Production rules are of the form: string including variable V \(\to\) string with variables and terminal symbols, formed by replacing \(V\) with somwething else.

A given string is accepted if, starting with the start symbol, using a finite number of production rules, one can arrive at the string.

Parsing connection

The rules involved in generating a given string (sentence or word) is closely connected to the semantic meaning underlying that string.

Characteristics

There are conflicting demands on grammar design/ development.

Due to the parsing connection, unambiguity is desirable.

A good grammar should define a language with which a wide variety of semantics can be expressed. So, expressiveness is desirable.

At the same time, if the resultant language is being used for communicaiton, brevity is desirable.

Context free grammars

(CFG) constrain production rules so that their left hand side (LHS) has exactly one variable/ start symbol.

Normal forms

Chomsky normal form for CFG: only \(A \rightarrow BC\) or \(A \rightarrow \alpha\). Greibach normal form for CFG: only \(A\rightarrow \alpha C\).

Other traits

Pumping Lemma for CFG (How could a sufficiently long string be produced by a CFG?); use in checking if language is CFG.
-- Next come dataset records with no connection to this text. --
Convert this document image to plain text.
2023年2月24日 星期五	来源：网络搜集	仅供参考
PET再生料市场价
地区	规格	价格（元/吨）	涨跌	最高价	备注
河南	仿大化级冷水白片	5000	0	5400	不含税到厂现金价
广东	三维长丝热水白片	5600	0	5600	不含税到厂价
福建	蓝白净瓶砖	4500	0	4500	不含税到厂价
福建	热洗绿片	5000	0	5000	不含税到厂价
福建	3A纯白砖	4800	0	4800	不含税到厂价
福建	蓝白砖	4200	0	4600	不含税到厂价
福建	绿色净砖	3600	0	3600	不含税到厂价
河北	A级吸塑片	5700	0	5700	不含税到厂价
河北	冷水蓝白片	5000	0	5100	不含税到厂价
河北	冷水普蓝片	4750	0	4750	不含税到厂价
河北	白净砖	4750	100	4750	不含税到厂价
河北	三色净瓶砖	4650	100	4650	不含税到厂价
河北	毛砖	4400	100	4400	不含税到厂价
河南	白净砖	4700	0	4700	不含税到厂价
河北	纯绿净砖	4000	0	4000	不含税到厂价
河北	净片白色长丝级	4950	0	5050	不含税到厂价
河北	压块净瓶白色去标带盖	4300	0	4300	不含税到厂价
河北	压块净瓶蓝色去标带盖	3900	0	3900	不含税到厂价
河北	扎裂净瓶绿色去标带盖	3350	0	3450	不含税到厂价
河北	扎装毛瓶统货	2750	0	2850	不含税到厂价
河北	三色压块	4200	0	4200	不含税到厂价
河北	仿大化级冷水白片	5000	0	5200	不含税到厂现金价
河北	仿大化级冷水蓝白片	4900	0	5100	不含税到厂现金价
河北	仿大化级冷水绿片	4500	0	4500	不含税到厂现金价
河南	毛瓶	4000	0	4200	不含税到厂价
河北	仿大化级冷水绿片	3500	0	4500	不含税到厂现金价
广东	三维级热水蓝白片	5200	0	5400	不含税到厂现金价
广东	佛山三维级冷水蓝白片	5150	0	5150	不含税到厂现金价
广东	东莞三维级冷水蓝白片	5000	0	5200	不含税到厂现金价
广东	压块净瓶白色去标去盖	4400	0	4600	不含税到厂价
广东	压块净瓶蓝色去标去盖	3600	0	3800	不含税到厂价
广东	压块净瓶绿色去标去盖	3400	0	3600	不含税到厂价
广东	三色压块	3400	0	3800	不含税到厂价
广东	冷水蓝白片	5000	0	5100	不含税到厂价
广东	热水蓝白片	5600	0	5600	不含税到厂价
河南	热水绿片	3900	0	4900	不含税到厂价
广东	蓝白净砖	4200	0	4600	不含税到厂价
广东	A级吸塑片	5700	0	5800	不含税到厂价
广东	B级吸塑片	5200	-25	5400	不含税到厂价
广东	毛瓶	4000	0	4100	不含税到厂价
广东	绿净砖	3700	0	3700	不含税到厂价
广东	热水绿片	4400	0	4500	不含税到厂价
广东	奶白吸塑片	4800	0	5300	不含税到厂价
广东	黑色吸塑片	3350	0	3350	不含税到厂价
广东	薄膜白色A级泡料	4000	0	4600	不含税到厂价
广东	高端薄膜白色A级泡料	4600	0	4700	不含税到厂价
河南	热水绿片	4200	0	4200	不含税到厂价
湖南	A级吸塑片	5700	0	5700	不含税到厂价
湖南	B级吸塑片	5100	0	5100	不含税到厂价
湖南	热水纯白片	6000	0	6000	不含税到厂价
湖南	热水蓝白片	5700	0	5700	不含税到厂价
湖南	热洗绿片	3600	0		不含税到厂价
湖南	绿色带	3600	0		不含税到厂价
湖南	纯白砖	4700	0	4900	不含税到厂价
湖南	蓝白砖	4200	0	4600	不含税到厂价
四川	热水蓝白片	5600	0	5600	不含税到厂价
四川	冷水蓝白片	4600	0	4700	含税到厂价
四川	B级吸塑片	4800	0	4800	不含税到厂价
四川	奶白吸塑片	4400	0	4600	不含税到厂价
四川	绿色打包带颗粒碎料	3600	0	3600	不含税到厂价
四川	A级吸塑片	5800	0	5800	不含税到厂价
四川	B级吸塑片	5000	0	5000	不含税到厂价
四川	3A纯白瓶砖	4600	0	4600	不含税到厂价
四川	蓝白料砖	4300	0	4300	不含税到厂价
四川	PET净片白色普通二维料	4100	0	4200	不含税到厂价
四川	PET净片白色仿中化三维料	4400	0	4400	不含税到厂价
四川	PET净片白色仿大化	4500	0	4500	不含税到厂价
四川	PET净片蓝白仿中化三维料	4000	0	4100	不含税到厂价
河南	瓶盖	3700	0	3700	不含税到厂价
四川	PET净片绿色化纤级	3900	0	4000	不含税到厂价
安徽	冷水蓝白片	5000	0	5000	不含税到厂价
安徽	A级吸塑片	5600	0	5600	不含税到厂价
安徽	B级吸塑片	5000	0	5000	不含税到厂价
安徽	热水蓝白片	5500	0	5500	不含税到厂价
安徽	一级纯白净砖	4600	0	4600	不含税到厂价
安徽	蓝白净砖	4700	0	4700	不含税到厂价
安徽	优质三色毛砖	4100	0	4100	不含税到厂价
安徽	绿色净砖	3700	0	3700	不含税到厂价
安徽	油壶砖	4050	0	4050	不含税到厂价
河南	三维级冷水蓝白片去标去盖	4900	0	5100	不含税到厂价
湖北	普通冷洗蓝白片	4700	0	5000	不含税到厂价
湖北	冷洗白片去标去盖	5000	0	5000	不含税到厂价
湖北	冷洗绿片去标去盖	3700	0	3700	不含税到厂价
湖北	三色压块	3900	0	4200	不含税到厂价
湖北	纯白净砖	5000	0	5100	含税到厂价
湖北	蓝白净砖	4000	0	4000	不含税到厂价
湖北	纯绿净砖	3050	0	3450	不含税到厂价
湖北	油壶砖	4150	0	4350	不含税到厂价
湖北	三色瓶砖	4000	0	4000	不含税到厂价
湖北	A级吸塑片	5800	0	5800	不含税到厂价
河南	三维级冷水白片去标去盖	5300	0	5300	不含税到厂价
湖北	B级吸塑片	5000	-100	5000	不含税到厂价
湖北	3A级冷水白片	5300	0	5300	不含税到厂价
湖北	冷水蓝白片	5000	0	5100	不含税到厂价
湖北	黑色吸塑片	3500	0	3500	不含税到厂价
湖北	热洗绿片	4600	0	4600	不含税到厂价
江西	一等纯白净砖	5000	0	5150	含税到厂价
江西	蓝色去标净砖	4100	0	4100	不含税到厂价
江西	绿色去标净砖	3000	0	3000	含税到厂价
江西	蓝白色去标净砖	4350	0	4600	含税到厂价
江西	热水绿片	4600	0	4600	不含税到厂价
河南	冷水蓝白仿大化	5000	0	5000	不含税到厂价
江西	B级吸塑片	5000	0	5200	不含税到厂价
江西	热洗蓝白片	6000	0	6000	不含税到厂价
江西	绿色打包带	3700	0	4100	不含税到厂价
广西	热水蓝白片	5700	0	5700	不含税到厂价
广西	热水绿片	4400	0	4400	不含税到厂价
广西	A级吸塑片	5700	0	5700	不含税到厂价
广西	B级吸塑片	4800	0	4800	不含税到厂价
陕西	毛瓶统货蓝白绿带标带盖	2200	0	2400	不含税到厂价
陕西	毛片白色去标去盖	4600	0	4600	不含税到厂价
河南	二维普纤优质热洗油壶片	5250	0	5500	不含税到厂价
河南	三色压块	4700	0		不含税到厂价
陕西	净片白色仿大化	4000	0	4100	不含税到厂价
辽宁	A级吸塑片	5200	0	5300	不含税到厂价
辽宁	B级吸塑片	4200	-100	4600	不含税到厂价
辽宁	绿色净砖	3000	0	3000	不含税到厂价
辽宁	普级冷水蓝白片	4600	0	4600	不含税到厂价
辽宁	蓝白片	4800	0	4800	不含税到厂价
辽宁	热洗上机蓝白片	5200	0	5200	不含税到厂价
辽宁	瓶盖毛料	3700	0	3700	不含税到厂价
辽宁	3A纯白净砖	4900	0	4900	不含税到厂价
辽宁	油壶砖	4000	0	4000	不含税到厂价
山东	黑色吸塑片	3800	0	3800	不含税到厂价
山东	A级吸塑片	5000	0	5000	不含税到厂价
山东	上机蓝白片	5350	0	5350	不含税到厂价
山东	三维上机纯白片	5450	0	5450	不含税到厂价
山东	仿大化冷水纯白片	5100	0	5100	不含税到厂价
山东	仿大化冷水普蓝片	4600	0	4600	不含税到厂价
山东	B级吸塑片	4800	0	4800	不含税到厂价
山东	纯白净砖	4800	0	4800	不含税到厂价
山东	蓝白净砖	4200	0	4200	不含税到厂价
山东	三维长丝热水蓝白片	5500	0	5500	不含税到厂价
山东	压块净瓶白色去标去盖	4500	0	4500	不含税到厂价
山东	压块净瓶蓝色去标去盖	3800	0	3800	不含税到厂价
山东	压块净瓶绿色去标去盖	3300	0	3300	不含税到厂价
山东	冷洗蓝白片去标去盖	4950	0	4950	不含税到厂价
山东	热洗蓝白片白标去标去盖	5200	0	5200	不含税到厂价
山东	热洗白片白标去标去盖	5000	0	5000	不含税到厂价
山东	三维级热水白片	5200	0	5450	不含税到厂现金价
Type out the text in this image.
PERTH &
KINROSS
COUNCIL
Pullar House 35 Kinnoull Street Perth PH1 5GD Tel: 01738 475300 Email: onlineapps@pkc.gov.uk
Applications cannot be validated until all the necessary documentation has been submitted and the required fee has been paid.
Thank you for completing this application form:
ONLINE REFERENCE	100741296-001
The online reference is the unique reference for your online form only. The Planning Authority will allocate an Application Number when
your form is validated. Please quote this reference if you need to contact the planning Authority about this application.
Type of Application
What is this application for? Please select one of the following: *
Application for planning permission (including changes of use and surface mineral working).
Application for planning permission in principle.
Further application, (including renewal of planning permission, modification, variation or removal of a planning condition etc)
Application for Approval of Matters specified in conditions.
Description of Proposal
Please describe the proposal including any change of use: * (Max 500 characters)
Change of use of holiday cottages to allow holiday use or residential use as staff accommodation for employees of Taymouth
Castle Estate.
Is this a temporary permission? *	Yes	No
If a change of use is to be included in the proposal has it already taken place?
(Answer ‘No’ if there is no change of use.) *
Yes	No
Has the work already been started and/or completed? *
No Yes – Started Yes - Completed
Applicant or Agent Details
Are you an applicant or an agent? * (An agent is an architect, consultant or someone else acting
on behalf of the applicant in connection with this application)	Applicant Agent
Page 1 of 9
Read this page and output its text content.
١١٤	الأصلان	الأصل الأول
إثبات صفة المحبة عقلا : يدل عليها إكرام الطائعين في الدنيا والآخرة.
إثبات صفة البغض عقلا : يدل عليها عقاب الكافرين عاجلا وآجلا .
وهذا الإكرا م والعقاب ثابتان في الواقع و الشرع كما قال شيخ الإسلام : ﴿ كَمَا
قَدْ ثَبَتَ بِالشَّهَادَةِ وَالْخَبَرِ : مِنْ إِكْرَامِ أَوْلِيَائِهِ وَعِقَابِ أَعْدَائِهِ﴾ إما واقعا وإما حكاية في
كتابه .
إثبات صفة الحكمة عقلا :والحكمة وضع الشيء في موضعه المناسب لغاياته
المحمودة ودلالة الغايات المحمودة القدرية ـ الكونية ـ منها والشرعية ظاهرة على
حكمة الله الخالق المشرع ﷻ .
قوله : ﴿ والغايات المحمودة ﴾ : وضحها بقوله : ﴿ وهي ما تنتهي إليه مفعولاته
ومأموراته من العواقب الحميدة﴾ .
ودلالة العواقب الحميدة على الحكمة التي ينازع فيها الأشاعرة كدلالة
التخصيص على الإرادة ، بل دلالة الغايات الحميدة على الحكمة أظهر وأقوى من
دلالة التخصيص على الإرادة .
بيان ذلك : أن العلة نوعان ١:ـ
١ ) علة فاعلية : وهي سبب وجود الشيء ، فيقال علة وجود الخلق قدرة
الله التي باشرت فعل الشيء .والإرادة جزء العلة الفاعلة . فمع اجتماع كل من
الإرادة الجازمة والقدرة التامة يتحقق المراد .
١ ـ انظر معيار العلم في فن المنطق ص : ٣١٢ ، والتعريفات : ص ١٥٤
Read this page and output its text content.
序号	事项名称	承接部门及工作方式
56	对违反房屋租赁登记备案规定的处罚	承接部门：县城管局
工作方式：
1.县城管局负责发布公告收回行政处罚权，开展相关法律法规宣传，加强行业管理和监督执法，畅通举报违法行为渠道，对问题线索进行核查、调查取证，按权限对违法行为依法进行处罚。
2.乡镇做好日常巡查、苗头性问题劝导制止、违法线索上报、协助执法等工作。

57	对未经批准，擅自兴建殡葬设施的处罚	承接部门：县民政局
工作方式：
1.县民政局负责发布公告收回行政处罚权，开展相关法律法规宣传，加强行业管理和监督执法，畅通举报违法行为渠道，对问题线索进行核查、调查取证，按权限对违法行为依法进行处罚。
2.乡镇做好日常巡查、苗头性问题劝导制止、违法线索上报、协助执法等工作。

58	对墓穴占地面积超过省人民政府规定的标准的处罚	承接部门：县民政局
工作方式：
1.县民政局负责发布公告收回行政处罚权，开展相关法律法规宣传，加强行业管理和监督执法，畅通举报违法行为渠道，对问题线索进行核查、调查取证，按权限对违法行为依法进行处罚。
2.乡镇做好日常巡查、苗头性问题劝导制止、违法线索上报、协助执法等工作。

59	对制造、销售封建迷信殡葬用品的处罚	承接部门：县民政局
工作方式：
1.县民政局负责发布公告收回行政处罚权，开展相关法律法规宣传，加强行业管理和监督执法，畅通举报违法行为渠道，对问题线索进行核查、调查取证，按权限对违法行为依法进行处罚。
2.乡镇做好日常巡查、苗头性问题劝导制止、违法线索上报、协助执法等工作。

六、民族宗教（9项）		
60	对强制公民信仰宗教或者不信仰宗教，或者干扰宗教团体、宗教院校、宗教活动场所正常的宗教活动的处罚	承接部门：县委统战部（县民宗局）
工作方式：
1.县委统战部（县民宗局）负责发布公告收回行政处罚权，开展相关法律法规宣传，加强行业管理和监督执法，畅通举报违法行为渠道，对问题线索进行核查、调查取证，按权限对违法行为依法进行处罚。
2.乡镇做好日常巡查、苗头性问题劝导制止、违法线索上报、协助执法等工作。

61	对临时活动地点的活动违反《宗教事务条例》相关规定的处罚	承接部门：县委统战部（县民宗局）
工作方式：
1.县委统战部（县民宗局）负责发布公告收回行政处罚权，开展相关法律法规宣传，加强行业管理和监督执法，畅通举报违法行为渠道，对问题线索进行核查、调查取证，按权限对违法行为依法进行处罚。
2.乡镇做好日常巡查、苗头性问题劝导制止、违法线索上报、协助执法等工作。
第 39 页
Syntax trees and ambiguity.

Regular expression

This is a symbolic representation of a certain type of languages (defined by its syntax). This language consists of strings which may be produced by the application of production rules specified by the regular expression. THe production rules may also be viewed as producing a set of strings.

Production rules

Fundamental production rules include concatenation (cartesian product of string sets), alternation (union of k sets) represented by \verb | , and the ‘kleene star’ represented by * (union with empty set of the concatenation-closure of a certain set).

Grouping

To clarify operator precedence, expressions are grouped together. Generally, groupings are specified by enclosing them within ().

Example

abc(def|hig)*uvw.

Also see programming languages’ use of regular expressions for string search and for the associated richer syntax.

Finite state automata

This is a class of boolean functions over strings that can be formed using a finite alphabet.

States and transitions

Finite state automaton is a collection of states and transitions between the states. The states include special states such as exactly 1 start-state and \(\geq 1\) accept-states.

Every transition between two states is labeled with a (input) character from the alphabet. Depending on the number of transitions corresponding to a given (state, letter) pair, the transition is said to be deterministic or non-deterministic.

As a directed graph

One can use a directed graph where nodes and edges correspond to states and transitions. The edges are labelled with appropriate input characters.

Acceptance

A given string is accepted or rejected based on whether one can reach a ‘final-state’ by making transitions appropriate to characters in the string.

Resources

Uses constant memory.

Expressiveness

Accept regular languages (describable by a regular expression). Pumping lemma for regex: Middle part of strings in regular languages can be pumped.

Strictly more powerful than decision trees. \why

(Non) determinism

Determinsitic (DFA) and non deterministic representations.

Pushdown automata

Determinsitic Push-down automata and stack memory. Non deterministic push-down automata; accepts context-free languages (use Greibach).